Gelecekte çok kullanışlı olacak bir para biriminin hayalini satıyor Satoshi Nakamura ve arkadaşları. Millet de bu hayali satın alıyor. Şimdilik. Arada acayip paralar kazanılıyor olması kestirmeden köşeyi dönme heveslisi diğer insanlara çok cazip geliyor. Her ay trene binen yolcuların sayısı inenlerden fazla olduğu müddetçe fiyatlar artmaya devam edecektir. Ama piyasa doygunluğa ulaşıp yolcuların çoğu trenden inmek istediği zaman ne olacak? İşte o anda trende olmak istemezsiniz.”
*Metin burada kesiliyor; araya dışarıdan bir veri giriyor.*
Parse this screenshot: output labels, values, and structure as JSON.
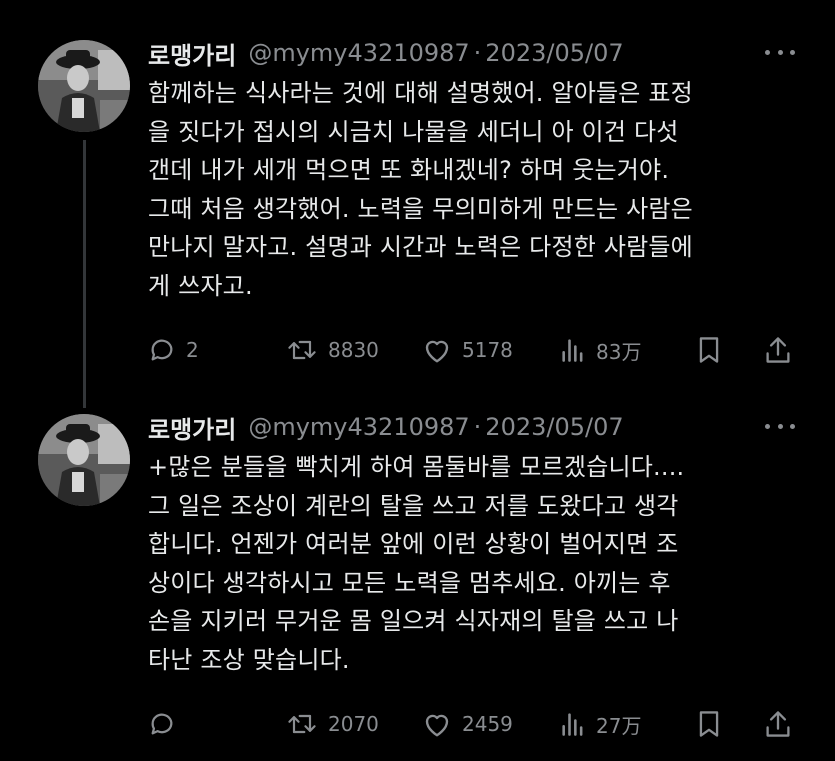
{
  "colors": {
    "background": "#000000",
    "text": "#e7e9ea",
    "muted": "#8a8d91",
    "thread_line": "#333639"
  },
  "tweets": [
    {
      "name": "로맹가리",
      "handle": "@mymy43210987",
      "separator": "·",
      "date": "2023/05/07",
      "lines": [
        "함께하는 식사라는 것에 대해 설명했어. 알아들은 표정",
        "을 짓다가 접시의 시금치 나물을 세더니 아 이건 다섯",
        "갠데 내가 세개 먹으면 또 화내겠네? 하며 웃는거야.",
        "그때 처음 생각했어. 노력을 무의미하게 만드는 사람은",
        "만나지 말자고. 설명과 시간과 노력은 다정한 사람들에",
        "게 쓰자고."
      ],
      "stats": {
        "replies": "2",
        "retweets": "8830",
        "likes": "5178",
        "views": "83万"
      },
      "icons": [
        "reply-icon",
        "retweet-icon",
        "like-icon",
        "views-icon",
        "bookmark-icon",
        "share-icon"
      ]
    },
    {
      "name": "로맹가리",
      "handle": "@mymy43210987",
      "separator": "·",
      "date": "2023/05/07",
      "lines": [
        "+많은 분들을 빡치게 하여 몸둘바를 모르겠습니다....",
        "그 일은 조상이 계란의 탈을 쓰고 저를 도왔다고 생각",
        "합니다. 언젠가 여러분 앞에 이런 상황이 벌어지면 조",
        "상이다 생각하시고 모든 노력을 멈추세요. 아끼는 후",
        "손을 지키러 무거운 몸 일으켜 식자재의 탈을 쓰고 나",
        "타난 조상 맞습니다."
      ],
      "stats": {
        "replies": "",
        "retweets": "2070",
        "likes": "2459",
        "views": "27万"
      },
      "icons": [
        "reply-icon",
        "retweet-icon",
        "like-icon",
        "views-icon",
        "bookmark-icon",
        "share-icon"
      ]
    }
  ]
}
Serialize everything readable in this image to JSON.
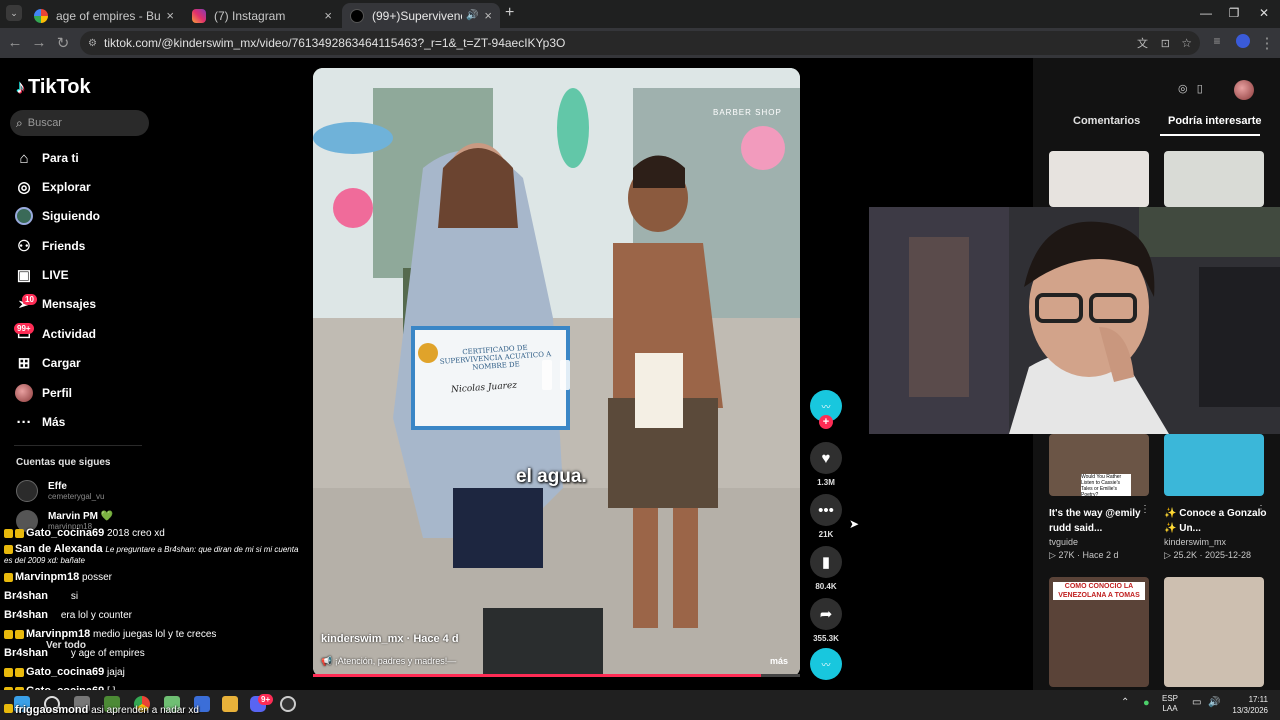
{
  "browser": {
    "tabs": [
      {
        "title": "age of empires - Buscar con Go",
        "close": "×"
      },
      {
        "title": "(7) Instagram",
        "close": "×"
      },
      {
        "title": "(99+)Supervivencia Acuátic",
        "close": "×"
      }
    ],
    "new_tab": "+",
    "url": "tiktok.com/@kinderswim_mx/video/7613492863464115463?_r=1&_t=ZT-94aecIKYp3O"
  },
  "tiktok": {
    "logo": "TikTok",
    "search_placeholder": "Buscar",
    "nav": [
      {
        "label": "Para ti",
        "icon": "home-icon"
      },
      {
        "label": "Explorar",
        "icon": "compass-icon"
      },
      {
        "label": "Siguiendo",
        "icon": "following-icon"
      },
      {
        "label": "Friends",
        "icon": "friends-icon"
      },
      {
        "label": "LIVE",
        "icon": "live-icon"
      },
      {
        "label": "Mensajes",
        "icon": "messages-icon",
        "badge": "10"
      },
      {
        "label": "Actividad",
        "icon": "activity-icon",
        "badge": "99+"
      },
      {
        "label": "Cargar",
        "icon": "upload-icon"
      },
      {
        "label": "Perfil",
        "icon": "profile-icon"
      },
      {
        "label": "Más",
        "icon": "more-icon"
      }
    ],
    "following_header": "Cuentas que sigues",
    "following": [
      {
        "name": "Effe",
        "handle": "cemeterygal_vu"
      },
      {
        "name": "Marvin PM 💚",
        "handle": "marvinpm18"
      }
    ],
    "see_all": "Ver todo"
  },
  "chat": [
    {
      "user": "Gato_cocina69",
      "msg": "2018 creo xd"
    },
    {
      "user": "San de Alexanda",
      "msg": "Le preguntare a Br4shan: que diran de mi si mi cuenta es del 2009 xd: bañate"
    },
    {
      "user": "Marvinpm18",
      "msg": "posser"
    },
    {
      "user": "Br4shan",
      "msg": "si"
    },
    {
      "user": "Br4shan",
      "msg": "era lol y counter"
    },
    {
      "user": "Marvinpm18",
      "msg": "medio juegas lol y te creces"
    },
    {
      "user": "Br4shan",
      "msg": "y age of empires"
    },
    {
      "user": "Gato_cocina69",
      "msg": "jajaj"
    },
    {
      "user": "Gato_cocina69",
      "msg": "[ ]"
    },
    {
      "user": "friggaosmond",
      "msg": "asi aprenden a nadar xd"
    }
  ],
  "video": {
    "caption": "el agua.",
    "author": "kinderswim_mx",
    "time": "Hace 4 d",
    "description": "¡Atención, padres y madres!—",
    "more": "más",
    "progress": 0.92,
    "certificate_title": "CERTIFICADO DE SUPERVIVENCIA ACUATICO A NOMBRE DE",
    "certificate_name": "Nicolas Juarez",
    "sign": "BARBER SHOP"
  },
  "actions": [
    {
      "icon": "heart-icon",
      "count": "1.3M"
    },
    {
      "icon": "comment-icon",
      "count": "21K"
    },
    {
      "icon": "bookmark-icon",
      "count": "80.4K"
    },
    {
      "icon": "share-icon",
      "count": "355.3K"
    }
  ],
  "right": {
    "tabs": [
      "Comentarios",
      "Podría interesarte"
    ],
    "recs": [
      {
        "title": "It's the way @emily rudd said...",
        "author": "tvguide",
        "stats": "27K · Hace 2 d"
      },
      {
        "title": "✨ Conoce a Gonzalo ✨ Un...",
        "author": "kinderswim_mx",
        "stats": "25.2K · 2025-12-28"
      }
    ],
    "thumb_texts": [
      "COMO CONOCIO LA VENEZOLANA A TOMAS",
      "Would You Rather Listen to Cassie's Tales or Emilie's Poetry?"
    ]
  },
  "taskbar": {
    "lang": "ESP",
    "region": "LAA",
    "time": "17:11",
    "date": "13/3/2026",
    "discord_badge": "9+"
  },
  "colors": {
    "accent": "#fe2c55",
    "tiktok_cyan": "#25f4ee",
    "bg": "#000000"
  }
}
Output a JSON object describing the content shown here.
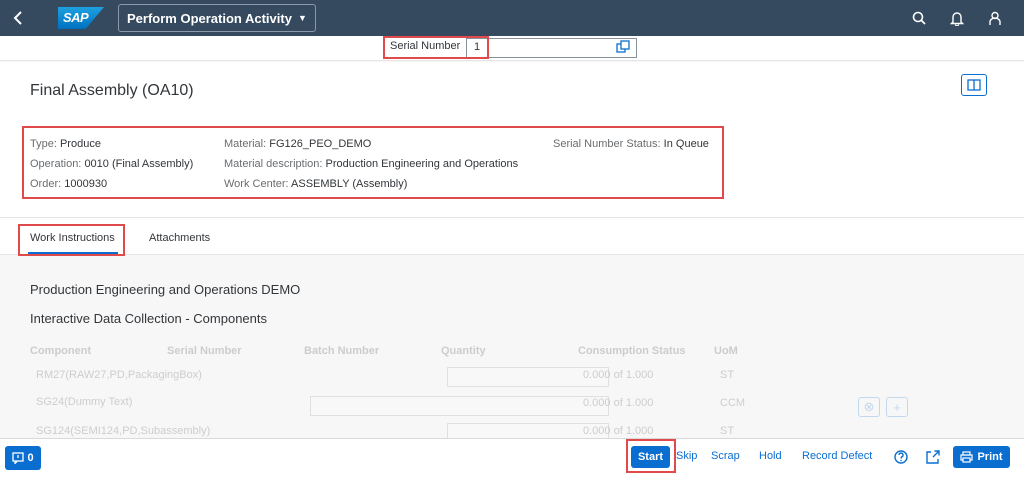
{
  "shell": {
    "logo_text": "SAP",
    "app_title": "Perform Operation Activity"
  },
  "serial": {
    "label": "Serial Number",
    "value": "1"
  },
  "header": {
    "title": "Final Assembly (OA10)",
    "type_key": "Type:",
    "type_val": "Produce",
    "operation_key": "Operation:",
    "operation_val": "0010 (Final Assembly)",
    "order_key": "Order:",
    "order_val": "1000930",
    "material_key": "Material:",
    "material_val": "FG126_PEO_DEMO",
    "matdesc_key": "Material description:",
    "matdesc_val": "Production Engineering and Operations",
    "workcenter_key": "Work Center:",
    "workcenter_val": "ASSEMBLY (Assembly)",
    "sn_status_key": "Serial Number Status:",
    "sn_status_val": "In Queue"
  },
  "tabs": [
    "Work Instructions",
    "Attachments"
  ],
  "content": {
    "title1": "Production Engineering and Operations DEMO",
    "title2": "Interactive Data Collection - Components",
    "columns": [
      "Component",
      "Serial Number",
      "Batch Number",
      "Quantity",
      "Consumption Status",
      "UoM"
    ],
    "rows": [
      {
        "component": "RM27(RAW27,PD,PackagingBox)",
        "status": "0.000 of 1.000",
        "uom": "ST"
      },
      {
        "component": "SG24(Dummy Text)",
        "status": "0.000 of 1.000",
        "uom": "CCM"
      },
      {
        "component": "SG124(SEMI124,PD,Subassembly)",
        "status": "0.000 of 1.000",
        "uom": "ST"
      }
    ]
  },
  "footer": {
    "message_count": "0",
    "start": "Start",
    "skip": "Skip",
    "scrap": "Scrap",
    "hold": "Hold",
    "record_defect": "Record Defect",
    "print": "Print"
  },
  "colors": {
    "shell": "#354a5f",
    "accent": "#0a6ed1",
    "highlight": "#e04a4a"
  },
  "icons": [
    "back-icon",
    "search-icon",
    "bell-icon",
    "user-icon",
    "copy-icon",
    "layout-icon",
    "message-icon",
    "help-icon",
    "share-icon",
    "print-icon",
    "clear-icon",
    "add-icon"
  ]
}
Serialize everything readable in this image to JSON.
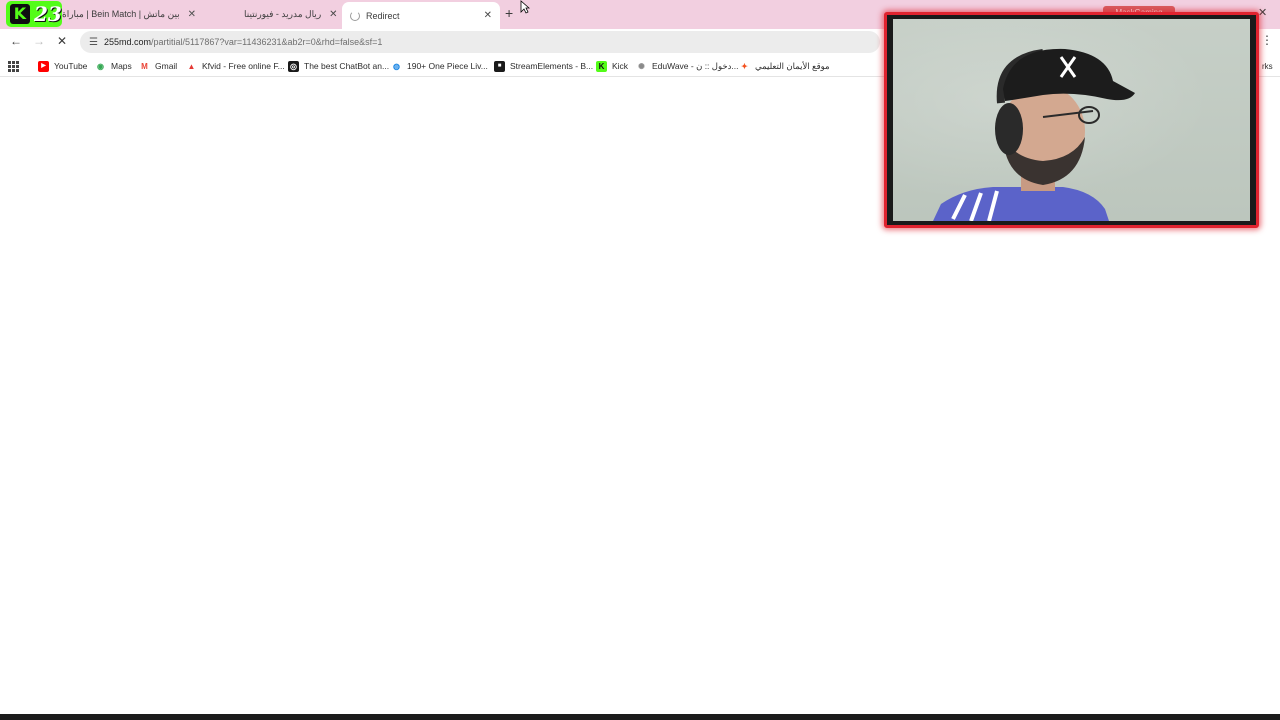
{
  "browser": {
    "stream_badge": {
      "letter": "K",
      "number": "23"
    },
    "tabs": [
      {
        "title": "بين ماتش | Bein Match | مباراة",
        "close": "✕"
      },
      {
        "title": "ريال مدريد - فيورنتينا",
        "close": "✕"
      },
      {
        "title": "Redirect",
        "close": "✕",
        "active": true,
        "loading": true
      }
    ],
    "new_tab": "+",
    "window_close": "✕",
    "toolbar": {
      "back": "←",
      "forward": "→",
      "stop": "✕",
      "url_host": "255md.com",
      "url_path": "/partitial/5117867?var=11436231&ab2r=0&rhd=false&sf=1",
      "menu": "⋮"
    },
    "bookmarks": [
      {
        "label": "YouTube",
        "icon": "youtube-icon",
        "color": "#ff0000",
        "glyph": "▶"
      },
      {
        "label": "Maps",
        "icon": "maps-icon",
        "color": "#34a853",
        "glyph": "◉"
      },
      {
        "label": "Gmail",
        "icon": "gmail-icon",
        "color": "#ea4335",
        "glyph": "M"
      },
      {
        "label": "Kfvid - Free online F...",
        "icon": "kfvid-icon",
        "color": "#e53935",
        "glyph": "▲"
      },
      {
        "label": "The best ChatBot an...",
        "icon": "chatbot-icon",
        "color": "#1a1a1a",
        "glyph": "◎"
      },
      {
        "label": "190+ One Piece Liv...",
        "icon": "onepiece-icon",
        "color": "#1e88e5",
        "glyph": "◍"
      },
      {
        "label": "StreamElements - B...",
        "icon": "streamelements-icon",
        "color": "#1a1a1a",
        "glyph": "■"
      },
      {
        "label": "Kick",
        "icon": "kick-icon",
        "color": "#53fc18",
        "glyph": "K"
      },
      {
        "label": "EduWave - دخول :: ن...",
        "icon": "eduwave-icon",
        "color": "#8a8a8a",
        "glyph": "✺"
      },
      {
        "label": "موقع الأيمان التعليمي",
        "icon": "alaiman-icon",
        "color": "#f4511e",
        "glyph": "✦"
      }
    ],
    "bookmarks_overflow": "rks"
  },
  "overlay": {
    "label": "MaskGaming"
  },
  "colors": {
    "tabstrip": "#f2cfe0",
    "webcam_border": "#e0232f",
    "kick_green": "#53fc18"
  }
}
“DEVLETLER KONTROL EDEBİLDİKLERİ PARA BİRİMİ İSTERLER”

Aba, “Sanal paraların geleceğini nasıl görüyorsunuz? 10 bin doların üzerine çıkan bir para birimi var şu an karşımızda. Devletler ve geleneksel sermaye grupları endişeli mi? Önlem almayı düşünüyorlar mı?” sorumuza ise şu cümlelerle yanıt veriyor:

“Bitcoin, en azından kâğıt üzerinde, bir finansal inovasyon olarak gösteriliyor. Parayı devlet kontrolünden çıkartıp demokratikleştirme vaadiyle geliyor. Arkasında ciddi bir teknik altyapı var. Fakat ülkeler, gayet anlaşılabilir bir biçimde, kontrol edebildikleri bir para birimi olmasını isterler. İngiltere gibi, Avrupa Birliği’ne girip para birliğine girmeyen ülkeler var. Ya da para birliğine girdiği için pişman olanlar… Eğer Yunanistan drahmisini basarak devalüasyon yapabilseydi iflas bayrağını çekmek zorunda kalmaz, krizden çıkışı da daha kolay olurdu. Bitcoin müritleri sık sık altın benzetmesi yaparak, ”altının da arkasında bir devlet yok, alışverişte de kullanılmıyor, ama kıymetli işte” diyip Bitcoin’e meşru bir dayanak sağlamaya çalışıyorlar. Ama arada önemli farklar var. Bir kere altın yüzyıllar boyu madeni para olarak kullanıldı. Sonra kâğıt paralar altına dayalı olarak basıldı. Şimdiyse altın merkez bankalarının kullandığı bir rezerv kalemi, tasarruf aracı ve mücevher hammaddesi. Diyeceğim, altının arkasındaki kurumsallaşmış bir güven var. Bitcoin böyle değil. Elmayla armudu karıştırmamak lazım.

“YASAKLANMASI LAZIM”

İlerde ne olur? Bir kere devletsiz ve kontrolsüz, anarşik para birimi olmaz. Kapitalizmin mantığına aykırı. Burası kesin. Öte yandan, eğer bu zımbırtı abartıldığı kadar kullanışlı bir şey ise, ki ben öyle olduğunu düşünmüyorum, devletler ve büyük şirketler devreye girip bu sistemi kontrol altına almaya çalışacaklardır. Alamazlarsa kullanılmasına da müsaade etmezler. Şimdilik sisteme karşı büyük bir tehdit oluşturmadığı için göz yumuluyor. Bir yandan da nereye varacağı takip ediliyor. Yaygın kullanıldığı durumda sistemi olduğundan daha kırılgan hale getirecek bir inovasyon. Finansal araçların ve piyasaların regüle edilmedikleri takdirde nasıl krizler yaratabildiklerini artık anlamış olmamız gerekiyor. Ben kesinlikle taraftarı değilim. Hatta bana kalırsa fazla geçmeden yasaklanması lazım.”